Portugal is a parliamentary democracy. The current constitution dates from 1976. The head of state is the president (since March 2006 Anibal Cavaco Silva). He is commander-in-chief of the armed forces and is directly elected by the people for five years (one-off re-election possible). The head of government is the Prime Minister (since June 2011 Pedro Passos Coelho). He has the right to nominate the ministers, who are then appointed by the president.

The Portuguese Parliament (Assambleia da Republica) has 230 seats and its members are elected for four years. The most important parties are the Socialists (PS) and the Social Democrats (PSD). Citizens aged 18 and over are eligible to vote. There is also a State Council with an advisory function for the President.

The Portuguese mainland is divided into 18 districts (Distritos), which in turn are divided into districts (Concelhos). Madeira and the Azores are autonomous regions that have had limited political and economic sovereignty since 1976.

Economy

Portugal as a business location has come under pressure in the last ten years due to progressive globalization and increasing international competition. The inadequate education and training system, the high level of new indebtedness and the strong regional differences continue to pose problems for development: areas close to the coast are much more involved in the growth process than areas inland, which is also reflected in the expansion of infrastructure.
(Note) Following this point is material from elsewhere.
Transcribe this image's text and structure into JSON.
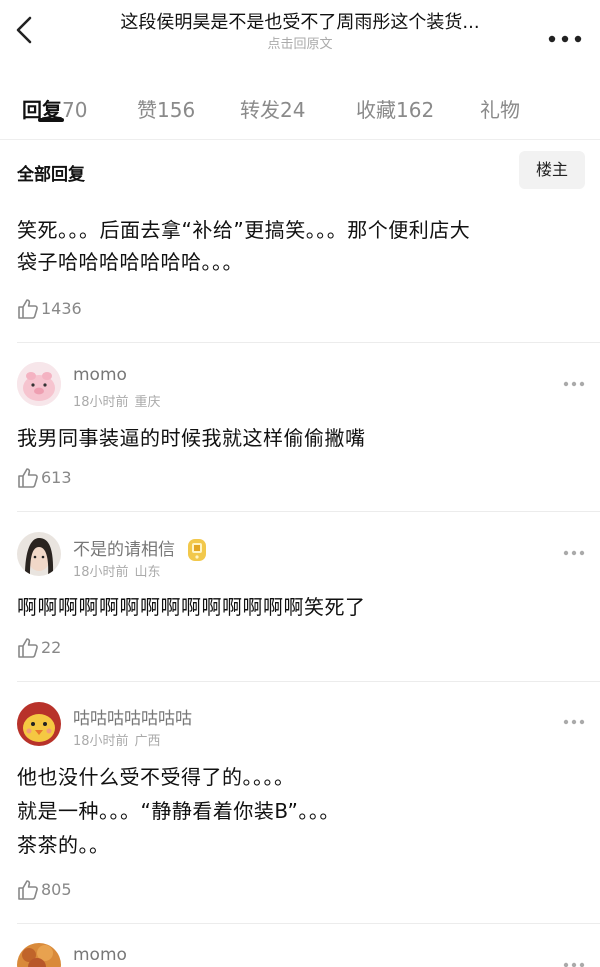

Agricultural yields (around 10% of the working population are employed here) cover the population’s own needs in only a few areas (e.g. wine, olives and dairy products), while productivity is low due to poor soil, small farms and low mechanisation. Maize, olives, potatoes, cereals and vegetables are cultivated, especially citrus fruits, peaches and almonds in the south. Port wine and the cork of the cork oaks play a special role in exports (Portugal is one of the world’s largest cork producers). The extremely fast growing eucalyptus trees imported from Australia provide the raw material for the cellulose industry and are cultivated accordingly. Off Portugal’s 830 km long coast lie fishing grounds rich in fish. Here sardines in particular are fished in the traditional way, also for export.

The industrial sector, which was neglected until the democratisation of the country, now generates almost a quarter of the gross domestic product. The most important centres are Porto and Lisbon. The textile and leather goods industry, the paper and chemical industry, steelworks and the leather industry all play a role.